Dawson se colocó a su lado.
—Recuerdo la primera vez que vi esta foto —dijo—. Tuck no me invitó a entrar en su casa hasta un mes después de mi llegada. Recuerdo que le pregunté quién era. Ni siquiera sabía que había estado casado.
Amanda podía notar el calor que irradiaba aquel cuerpo tan cercano, pero intentó no prestar atención a la sensación.
—¿Cómo es posible que no lo supieras?
—Porque no lo conocía. Hasta aquella noche en que me presenté en su taller, nunca había hablado con Tuck.
—¿Y por qué se te ocurrió venir aquí?
—No lo sé —contestó él, sacudiendo la cabeza—. Y tampoco sé por qué él permitió que me quedara.
—Porque quería que estuvieras aquí.
—¿Te lo dijo él?
—No con esas mismas palabras.
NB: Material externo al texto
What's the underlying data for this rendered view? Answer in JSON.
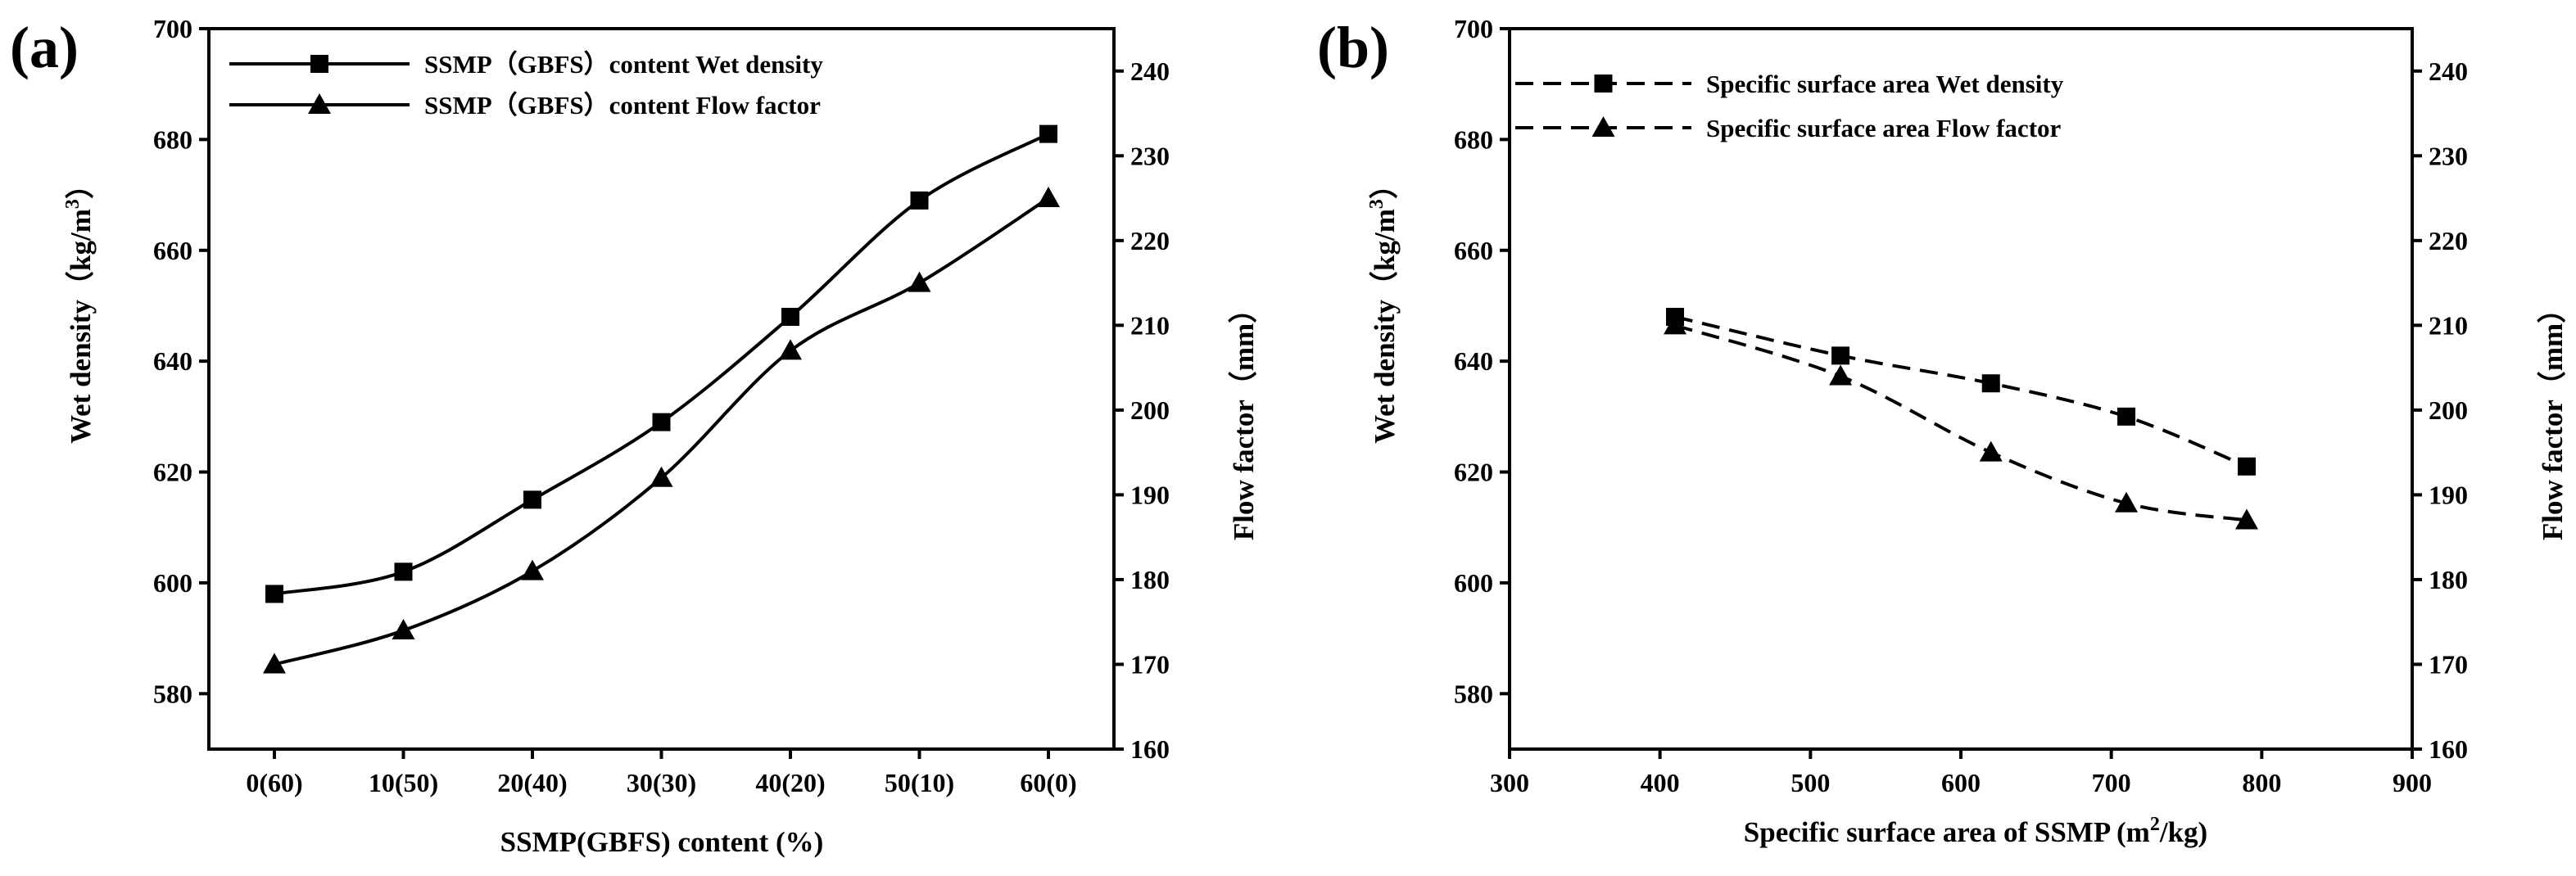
{
  "chart_data": [
    {
      "panel_label": "(a)",
      "type": "line",
      "categories": [
        "0(60)",
        "10(50)",
        "20(40)",
        "30(30)",
        "40(20)",
        "50(10)",
        "60(0)"
      ],
      "xlabel": "SSMP(GBFS) content (%)",
      "ylabel": "Wet density（kg/m",
      "ylabel_sup": "3",
      "ylabel_end": "）",
      "y2label": "Flow factor（mm）",
      "ylim": [
        570,
        700
      ],
      "y2lim": [
        160,
        245
      ],
      "yticks": [
        580,
        600,
        620,
        640,
        660,
        680,
        700
      ],
      "y2ticks": [
        160,
        170,
        180,
        190,
        200,
        210,
        220,
        230,
        240
      ],
      "legend_position": "top-left",
      "series": [
        {
          "name": "SSMP（GBFS）content Wet density",
          "axis": "left",
          "marker": "square",
          "style": "solid",
          "values": [
            598,
            602,
            615,
            629,
            648,
            669,
            681
          ]
        },
        {
          "name": "SSMP（GBFS）content Flow factor",
          "axis": "right",
          "marker": "triangle",
          "style": "solid",
          "values": [
            170,
            174,
            181,
            192,
            207,
            215,
            225
          ]
        }
      ]
    },
    {
      "panel_label": "(b)",
      "type": "line",
      "xlabel": "Specific surface area of  SSMP (m",
      "xlabel_sup": "2",
      "xlabel_end": "/kg)",
      "ylabel": "Wet density（kg/m",
      "ylabel_sup": "3",
      "ylabel_end": "）",
      "y2label": "Flow factor（mm）",
      "xlim": [
        300,
        900
      ],
      "xticks": [
        300,
        400,
        500,
        600,
        700,
        800,
        900
      ],
      "ylim": [
        570,
        700
      ],
      "y2lim": [
        160,
        245
      ],
      "yticks": [
        580,
        600,
        620,
        640,
        660,
        680,
        700
      ],
      "y2ticks": [
        160,
        170,
        180,
        190,
        200,
        210,
        220,
        230,
        240
      ],
      "legend_position": "top-left",
      "x": [
        410,
        520,
        620,
        710,
        790
      ],
      "series": [
        {
          "name": "Specific surface area  Wet density",
          "axis": "left",
          "marker": "square",
          "style": "dashed",
          "values": [
            648,
            641,
            636,
            630,
            621
          ]
        },
        {
          "name": "Specific surface area Flow factor",
          "axis": "right",
          "marker": "triangle",
          "style": "dashed",
          "values": [
            210,
            204,
            195,
            189,
            187
          ]
        }
      ]
    }
  ]
}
Pero no hacía tanto que Clara había muerto, cuando apareciste tú, y creo que eras precisamente lo que Tuck necesitaba.
—¡Y yo que creía que dejó que me quedara porque aquella noche él había bebido más de la cuenta! Bueno, la verdad es que estaba borracho, como casi todas las noches.
Amanda se quedó un momento pensativa.
—No recuerdo que Tuck bebiera.
Dawson acarició la foto con su sobrio marco de madera, como si todavía estuviera intentando asimilar un mundo sin la presencia de Tuck.
—Eso fue antes de que tú lo conocieras. En esa época, Tuck tenía debilidad por el whisky, Jim Beam, para ser más exactos. A veces aparecía en el taller, arrastrando los pies, con la botella medio vacía en una mano, se secaba la cara en su enorme pañuelo y me pedía que me marchara, que me buscara otro sitio. Por lo menos me lo repitió cada noche durante los primeros seis meses; entonces yo me pasaba la noche en vela, rezando para que a la mañana siguiente se hubiera olvidado de lo que me había dicho. Y entonces, un día, dejó de beber, y nunca más volvió a pedirme que me marchara. —Se volvió hacia ella. Su cara estaba a escasos centímetros de distancia—. Era un buen hombre.